Wenn ich schon einerseits eine Vorverurteilung (U-Haft auf Vermutungsbasis entspricht der Verurteilung zu einer Strafe, zumind in den Konsequenzen, wenn auch vl nicht juristisch), dass die Vorverurteilung auch andererseits angewandt wird.
Der mögliche Falschbeschuldigende erfährt die selbe Vorverurteilung, wie jene Person, die womöglich Gewalt ausüben könnte
Ned so fern!
Da kann man Männer bereits jetzt ohne richterlichen Beschluss, auf reine Beschuldigungen hin aus ihrer Wohnung verweisen. Aber das reicht immer noch nicht: Bei wiederholten Beschuldigungen soll man sie dann nach Gutdünken ins Gefängnis werfen können.
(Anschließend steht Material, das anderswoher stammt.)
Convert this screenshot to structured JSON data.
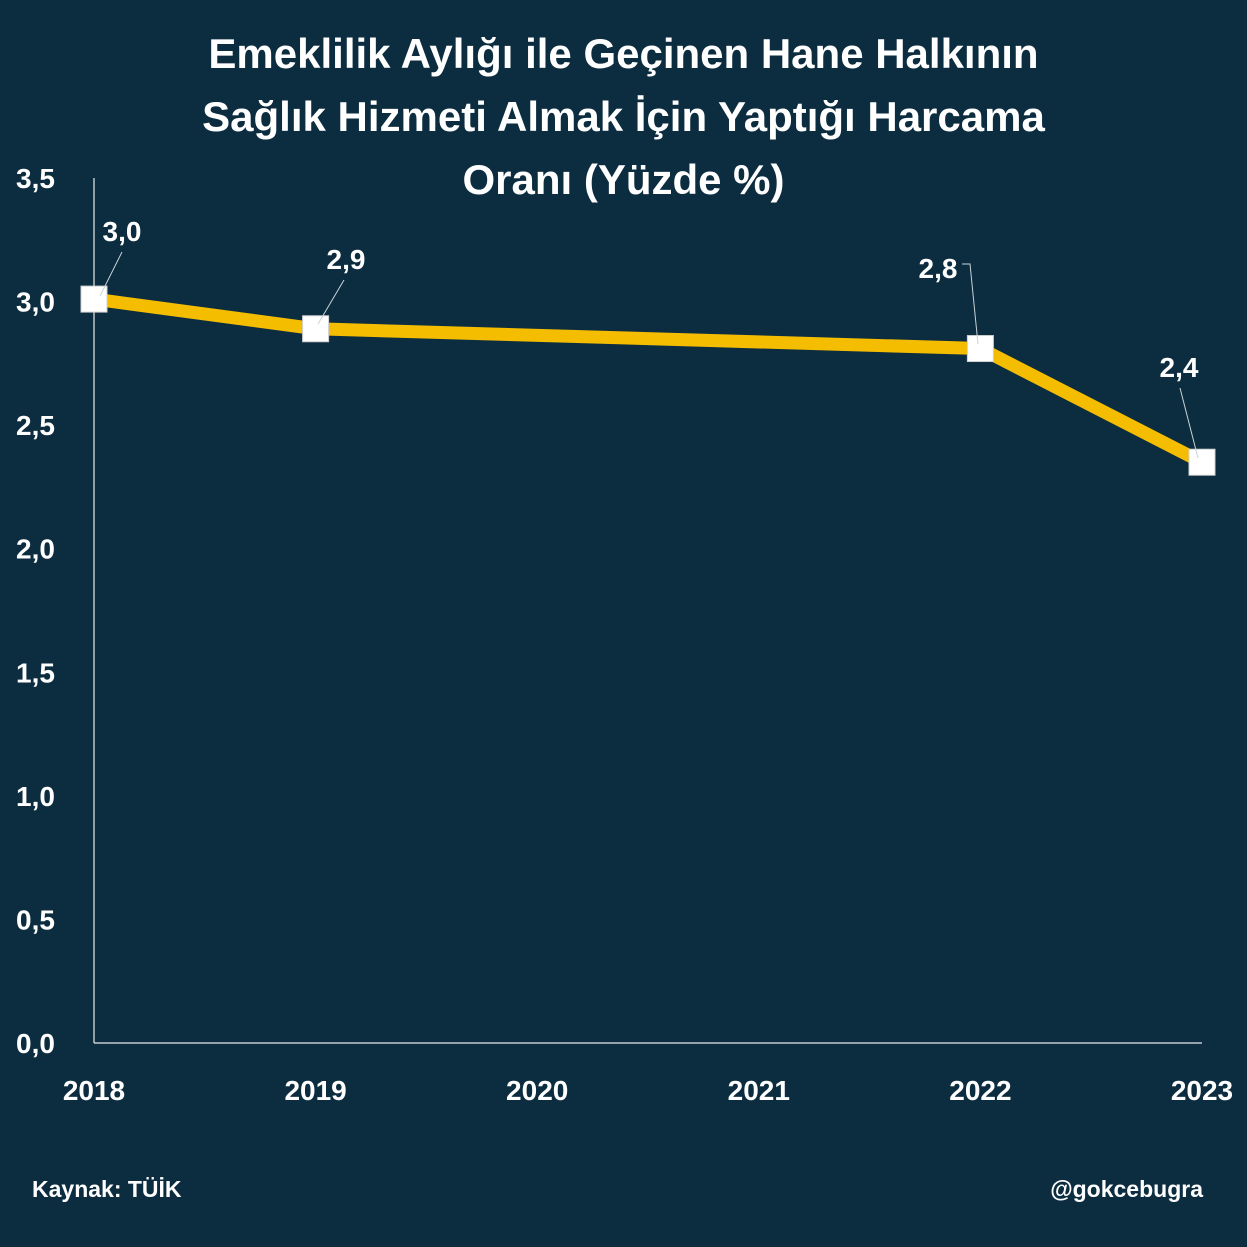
{
  "title_lines": [
    "Emeklilik Aylığı ile Geçinen Hane Halkının",
    "Sağlık Hizmeti Almak İçin Yaptığı Harcama",
    "Oranı (Yüzde %)"
  ],
  "source": "Kaynak: TÜİK",
  "handle": "@gokcebugra",
  "colors": {
    "background": "#0c2d40",
    "line": "#f5bd00",
    "marker": "#ffffff",
    "text": "#ffffff"
  },
  "chart_data": {
    "type": "line",
    "title": "Emeklilik Aylığı ile Geçinen Hane Halkının Sağlık Hizmeti Almak İçin Yaptığı Harcama Oranı (Yüzde %)",
    "categories": [
      "2018",
      "2019",
      "2020",
      "2021",
      "2022",
      "2023"
    ],
    "x_tick_labels": [
      "2018",
      "2019",
      "2020",
      "2021",
      "2022",
      "2023"
    ],
    "ylim": [
      0,
      3.5
    ],
    "y_ticks": [
      0,
      0.5,
      1.0,
      1.5,
      2.0,
      2.5,
      3.0,
      3.5
    ],
    "y_tick_labels": [
      "0,0",
      "0,5",
      "1,0",
      "1,5",
      "2,0",
      "2,5",
      "3,0",
      "3,5"
    ],
    "grid": false,
    "series": [
      {
        "points": [
          {
            "x": "2018",
            "y": 3.01,
            "label": "3,0"
          },
          {
            "x": "2019",
            "y": 2.89,
            "label": "2,9"
          },
          {
            "x": "2022",
            "y": 2.81,
            "label": "2,8"
          },
          {
            "x": "2023",
            "y": 2.35,
            "label": "2,4"
          }
        ]
      }
    ]
  }
}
Wen interessieren schon die elementarsten Grundrechte, wenn's gegen die bösen Männer geht...
tja...würde umgekehrt nie so durchgehen...super diese Gleichberechtigung...
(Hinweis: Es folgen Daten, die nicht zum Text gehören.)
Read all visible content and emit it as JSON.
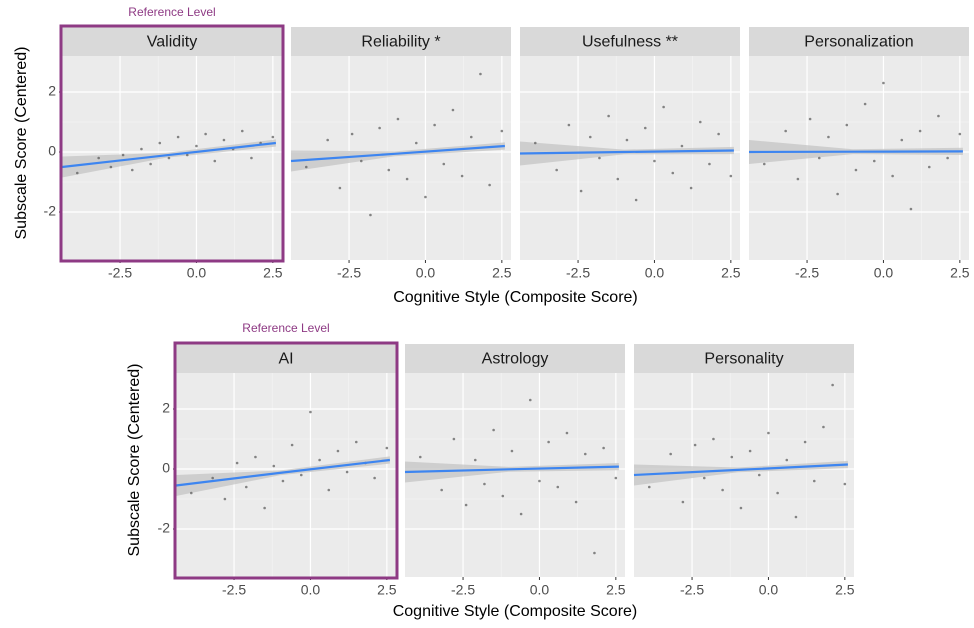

Erinnert mich an einen Bekannten der in meinem Beisein von seiner Liaison ins Gesicht geschlagen wurde und dann noch die Drohung bekam, dass sie zu ihrem gemeinsamen Chef gehen würde und behaupten würde, dass er Sie schlägt...
Als Mann bist bei sowas letzter...aber das wollen dann viele wieder nicht hören...
sagen wir mal so, die waffen einer frau ... aber noch etwas: wo hat dein freund hingschaut, als er diese frau angschaut hat?
sehr oft ist es auch so, dass die frauen aus ihrer bedürftigkeit auch nicht erkennen können, was da vor ihnen steht.
aber gleiches recht für alle...
ich kenne frauen, die sind mit 13 geschwängert worden und das jugendamt hat der frau die schuld gegeben. so schauts aus im staate österreich und auch anderswo.
Haft bei Fluchtgefahr: Der Mensch ist NOCH NICHT geflohen, die Haft wird trotzdem angeordnet, weil NACH PRÜFUNG DES SACHVERHALTS damit zu rechnen ist
Haft bei Verabrechnungsgefahr: Es gibt noch kein rechtskräftiges Urteil, die Haft wird trotzdem angeordnet, weil NACH PRÜFUNG DES SACHVERHALTS damit zu rechnen ist
Haft bei gefährlicher Drohung: Der Mensch hat die inkriminierte Tat noch nicht begangen, die Haft wird angeordnet, weil NACH PRÜFUNG DES SACHVERHALTS (Vorstrafen, Zeugenaussagen, Gutachten etc.) mit der Ausführung zu rechnen ist und die bedrohte Personen ein Recht auf Schutz haben
Es reicht, dass die Frau behauptet, vom Mann bedroht worden zu sein - ohne Zeugen oder Beweise. Überprüfen kann der Beamte das nicht, aber wenn er der Frau glaubt, dann kann er den Mann aus seiner Wohnung verweisen. Solche Polizeiwillkür ist das Gegenteil von einem Rechtsstaat.
Ohne Beweise wie blaue Flecken und Befragung der Zeugen oder Nachbarn oder auch nur Widersprüchen in der Schilderung passiert gar nichts!
Die Beamten sind fuer den Umgang mit diesen Situationen geschult!
Lies einfach den Artikel nochmal: Schon im zweiten Satz steht folgendes:
"neben Betretungsverboten sollte es bei gefährlichen Drohungen vermehrt Zeit hinter Gittern geben"
Keinerlei blaue Flecken gefordert, und Zeugen gibt es bei häuslichen Streitigkeiten sowieso keine.
dann hat man einfach pech gehabt.
konnen sie eigenes unrecht von unrecht gegenüber anderen trennen oder sind sie dafür, dass das fausrecht wieder eingeführt wird?
würden sie, wenn sie könnten jemandem gerne schlagen, besonders gern frauen, kinder und ausländer, wenn sie straffrei ausgehen würden?
lieben gruß vom julius nimms nicht so ernst und denke einfach pech gehabt, manches schlachtfeld muss man einfach räumen und kommt dann besser davon. das gegenteil nennt man pyrrhussieg.